Gemnasium dependency scanning and code quality failed

Question

i have the following gitlab-ci.yml snippet of the few first code and the test script

---
# Based on the Maven CI/CD template from GitLab: https://gitlab.com/gitlab-org/gitlab/-/blob/master/lib/gitlab/ci/templates/Maven.gitlab-ci.yml
variables:
  # `showDateTime` will show the passed time in milliseconds. You need to specify `--batch-mode` to make this work.
  MAVEN_OPTS: >-
    -Dhttps.protocols=TLSv1.2
    -Dmaven.repo.local=$CI_PROJECT_DIR/.m2/repository
    -Dorg.slf4j.simpleLogger.showDateTime=true
    -Djava.awt.headless=true
  # As of Maven 3.3.0 instead of this you MAY define these options in `.mvn/maven.config` so the same config is used
  # when running from the command line.
  # As of Maven 3.6.1, the use of `--no-tranfer-progress` (or `-ntp`) suppresses download and upload messages. The use
  # of the `Slf4jMavenTransferListener` is no longer necessary.
  # `installAtEnd` and `deployAtEnd` are only effective with recent version of the corresponding plugins.
  MAVEN_CLI_OPTS: >-
    --batch-mode
    --errors
    --fail-at-end
    --show-version
    --no-transfer-progress
    -DinstallAtEnd=true
    -DdeployAtEnd=true

# TODO: Add and configure the following CI job templates into the CI/CD configuration:
#       - [Code Quality](https://docs.gitlab.com/ee/ci/testing/code_quality.html)
#       - [Dependency Scanning](https://docs.gitlab.com/ee/user/application_security/dependency_scanning/)
#       - [Static Application Security Testing (SAST)](https://docs.gitlab.com/ee/user/application_security/sast/)
# Check the list of available CI job templates at https://gitlab.com/gitlab-org/gitlab/-/tree/master/lib/gitlab/ci/templates
include:
  - template: Jobs/Secret-Detection.gitlab-ci.yml
  - template: Workflows/Branch-Pipelines.gitlab-ci.yml
  - template: Security/Dependency-Scanning.gitlab-ci.yml
  - template: Jobs/SAST.gitlab-ci.yml
  - template: Code-Quality.gitlab-ci.yml

//some more code//
test:
  stage: test
  image: docker.io/library/maven:3.9.5-eclipse-temurin-17-focal
  services:
    - name: docker.io/library/postgres:14-alpine
      alias: database
  variables:
    SPRING_DATASOURCE_URL: jdbc:postgresql://database:5432/sitodo
    SPRING_DATASOURCE_USERNAME: sitodo
    SPRING_DATASOURCE_PASSWORD: sitodo_cicd
    POSTGRES_USER: sitodo
    POSTGRES_PASSWORD: sitodo_cicd
  needs:
    - build
  before_script:
    - apt-get update && apt-get install -y firefox
    - java -version && javac --version && mvn --version
    - pwd
  script:
    # Run test suites
    - mvn $MAVEN_CLI_OPTS clean test
    # Run PMD and generate test reports
    - mvn $MAVEN_CLI_OPTS verify -DskipTests
    # Get line coverage
    - grep -o "Total[^%]*%" target/site/jacoco/index.html
  coverage: '/Total.*?(\d{1,3})%/'
  cache:
    key:
      files:
        - pom.xml
    paths:
      - .m2/repository
  artifacts:
    paths:
      - target/*.exec
      - target/site/jacoco/
      - target/pmd.xml
      - target/site/pmd.html

    reports:
      junit:
        - target/surefire-reports/TEST-*.xml

///remaining code//

i have added the template needed to trigger dependency scanning job and code quality scanning job, however, it still generates error in pipeline for dependency scanning and code quality such as below

Uploading artifacts for failed job 00:02
Uploading artifacts...
WARNING: **/gl-sbom-*.cdx.json: no matching files.
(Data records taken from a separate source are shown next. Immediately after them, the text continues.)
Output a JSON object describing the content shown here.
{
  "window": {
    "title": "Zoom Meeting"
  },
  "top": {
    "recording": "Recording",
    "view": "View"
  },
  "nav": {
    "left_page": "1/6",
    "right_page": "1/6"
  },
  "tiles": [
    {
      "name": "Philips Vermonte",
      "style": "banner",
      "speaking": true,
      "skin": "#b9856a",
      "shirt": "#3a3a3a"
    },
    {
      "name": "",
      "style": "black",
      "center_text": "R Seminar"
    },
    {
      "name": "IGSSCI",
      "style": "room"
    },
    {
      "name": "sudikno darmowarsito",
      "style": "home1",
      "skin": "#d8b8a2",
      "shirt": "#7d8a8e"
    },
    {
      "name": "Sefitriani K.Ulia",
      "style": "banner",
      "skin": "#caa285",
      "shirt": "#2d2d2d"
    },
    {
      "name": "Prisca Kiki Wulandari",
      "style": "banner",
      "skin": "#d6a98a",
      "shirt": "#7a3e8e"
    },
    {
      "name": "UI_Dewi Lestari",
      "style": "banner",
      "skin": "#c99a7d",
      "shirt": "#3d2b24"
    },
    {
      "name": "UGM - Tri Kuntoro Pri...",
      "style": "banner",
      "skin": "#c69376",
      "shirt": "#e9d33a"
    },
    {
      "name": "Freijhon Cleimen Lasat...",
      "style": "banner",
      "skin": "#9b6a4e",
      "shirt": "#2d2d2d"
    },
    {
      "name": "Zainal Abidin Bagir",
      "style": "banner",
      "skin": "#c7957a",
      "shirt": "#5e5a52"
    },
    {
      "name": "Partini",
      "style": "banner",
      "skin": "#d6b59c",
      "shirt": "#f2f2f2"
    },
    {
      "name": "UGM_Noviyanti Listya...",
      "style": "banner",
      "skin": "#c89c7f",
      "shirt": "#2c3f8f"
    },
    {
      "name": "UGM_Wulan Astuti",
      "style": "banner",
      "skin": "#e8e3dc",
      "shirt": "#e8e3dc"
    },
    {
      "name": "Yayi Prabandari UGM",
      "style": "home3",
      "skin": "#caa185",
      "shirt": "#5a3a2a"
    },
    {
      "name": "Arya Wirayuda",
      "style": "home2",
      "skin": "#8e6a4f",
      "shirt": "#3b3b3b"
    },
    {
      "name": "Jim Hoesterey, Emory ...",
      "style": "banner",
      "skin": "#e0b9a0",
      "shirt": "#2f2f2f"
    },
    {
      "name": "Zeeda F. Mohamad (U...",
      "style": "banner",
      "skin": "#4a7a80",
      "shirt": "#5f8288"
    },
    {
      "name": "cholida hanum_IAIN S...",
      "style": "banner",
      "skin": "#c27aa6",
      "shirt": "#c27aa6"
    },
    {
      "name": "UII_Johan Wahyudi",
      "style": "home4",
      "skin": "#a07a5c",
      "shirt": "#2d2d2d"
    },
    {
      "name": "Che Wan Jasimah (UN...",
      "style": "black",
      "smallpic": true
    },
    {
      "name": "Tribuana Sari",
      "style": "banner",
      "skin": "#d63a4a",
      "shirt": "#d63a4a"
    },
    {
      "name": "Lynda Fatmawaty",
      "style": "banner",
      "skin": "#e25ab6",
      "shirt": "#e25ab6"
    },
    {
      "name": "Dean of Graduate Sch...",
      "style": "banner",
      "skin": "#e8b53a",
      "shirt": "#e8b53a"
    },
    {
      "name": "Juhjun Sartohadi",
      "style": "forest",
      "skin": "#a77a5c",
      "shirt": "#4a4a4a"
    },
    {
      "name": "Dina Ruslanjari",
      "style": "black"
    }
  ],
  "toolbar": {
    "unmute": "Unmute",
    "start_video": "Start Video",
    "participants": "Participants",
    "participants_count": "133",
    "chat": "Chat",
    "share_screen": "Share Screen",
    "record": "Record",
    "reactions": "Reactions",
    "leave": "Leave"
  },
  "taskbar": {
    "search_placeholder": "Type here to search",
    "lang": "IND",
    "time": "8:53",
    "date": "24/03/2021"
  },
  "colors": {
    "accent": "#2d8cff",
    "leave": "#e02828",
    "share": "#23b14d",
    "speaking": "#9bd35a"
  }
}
Ensure that the artifact path is relative to the working directory (/builds/heidi.renata/test-automation-exercise) 
ERROR: No files to upload                          
Uploading artifacts...
WARNING: gl-dependency-scanning-report.json: no matching files. Ensure that the artifact path is relative to the working directory (/builds/heidi.renata/test-automation-exercise) 
ERROR: No files to upload                          
Cleaning up project directory and file based variables 00:00
ERROR: Job failed: exit code 1

the job also still failed i have try to modify my .yml file but it seems i still do it incorrectly, what should i do?